Last lesson we looked at how to create a simple If Statement. They can actually get a lot more complicated than that, by using logical and relational operators. We ended the lesson by looking at how integer values could be compared, but we only used the == operator. There are in fact many other ways of comparing numerical values:

These can be used for all types of value:

== Is equal to

!= Is not equal to

These only work when comparing numerical values:

< Is less than

> Is greater than

<= Is less than or equal to

>= Is greater than or equal to

NB: You don’t have to put the < and > inequality signs twice, because they’d form another operator

## Logical Operators

These allow you to join more than one condition together to make a larger condition.

If you wanted to print “Good evening, Bob!” only if it was the evening and you were talking to Bob, assuming you had a person name variable and a time of day variable, you could either write:

if(PersonName == “Bob”)

{

if(Time == “Evening”)

{

Console.WriteLine(“Good evening, Bob!”);

}

}

…which is a nested if statement – an if statement within an if statement.
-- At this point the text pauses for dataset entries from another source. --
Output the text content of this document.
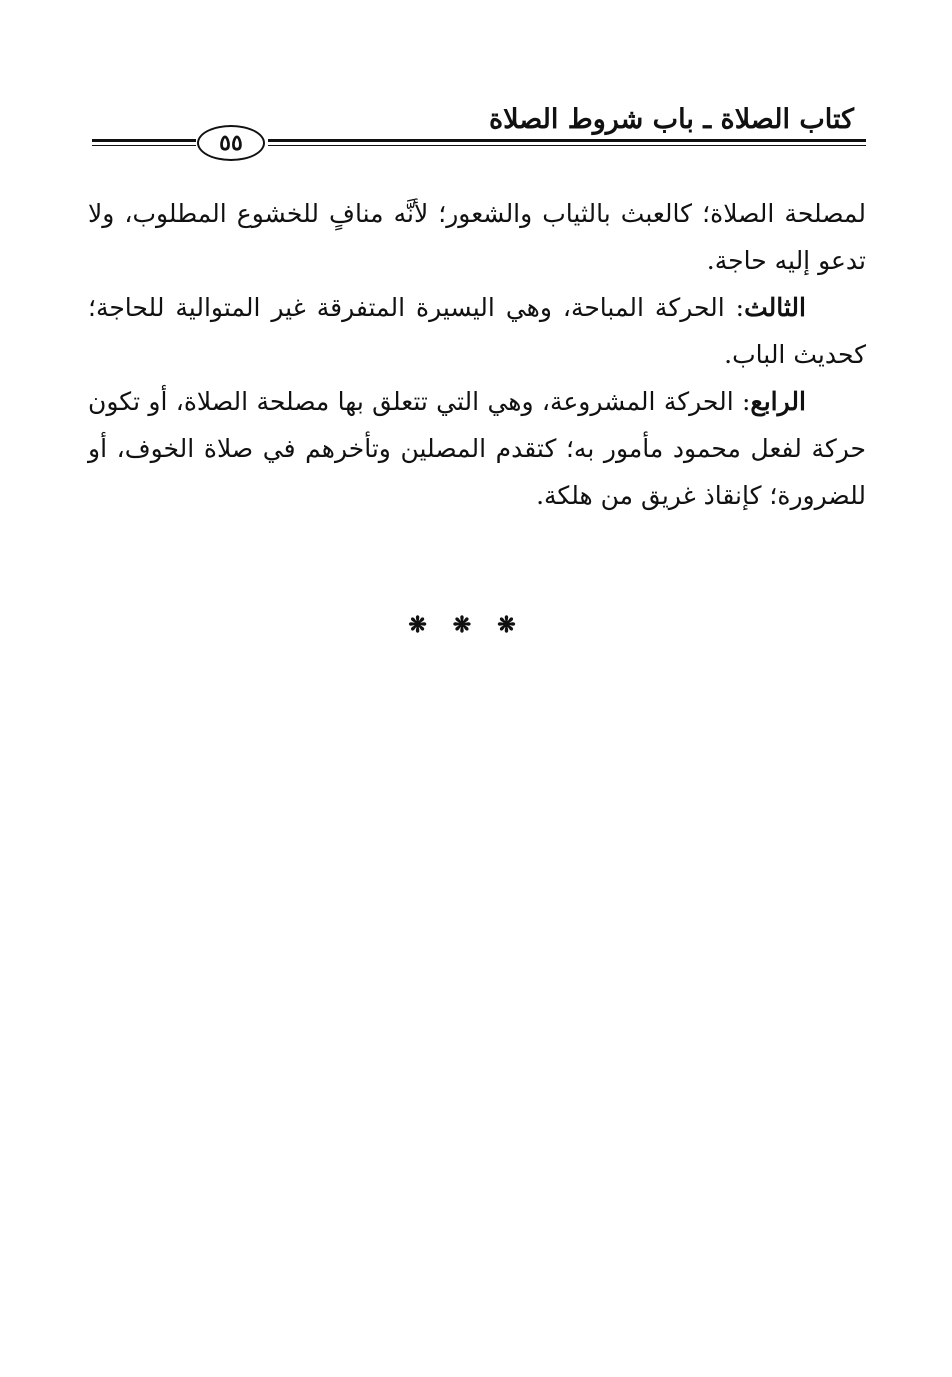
كتاب الصلاة ـ باب شروط الصلاة
٥٥

لمصلحة الصلاة؛ كالعبث بالثياب والشعور؛ لأنَّه منافٍ للخشوع المطلوب، ولا تدعو إليه حاجة.

الثالث: الحركة المباحة، وهي اليسيرة المتفرقة غير المتوالية للحاجة؛ كحديث الباب.

الرابع: الحركة المشروعة، وهي التي تتعلق بها مصلحة الصلاة، أو تكون حركة لفعل محمود مأمور به؛ كتقدم المصلين وتأخرهم في صلاة الخوف، أو للضرورة؛ كإنقاذ غريق من هلكة.

❋❋❋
It is a perfectly good method but it could get messy if you have lots of them. So we have the and operator:

if((Time = “Evening”)&(PersonName = “Bob”))

{

Console.WriteLine(“Good evening, Bob!”);

}

That is much neater and has the benefit that you can join together as many conditions as you want with a single if statement.

**Here is the list of logical operators to use in your if statements:**

& – And

&& – Quick And

| – Or

|| – Quick Or

^ – Exclusive Or (XOR)

! – Not

I will explain quick and, quick or and exclusive or in the next part of the tutorial, so don’t worry about those. I am ending this part here because I think a good way to learn how to use these operators is to play around with them briefly – create a few if statements of your own.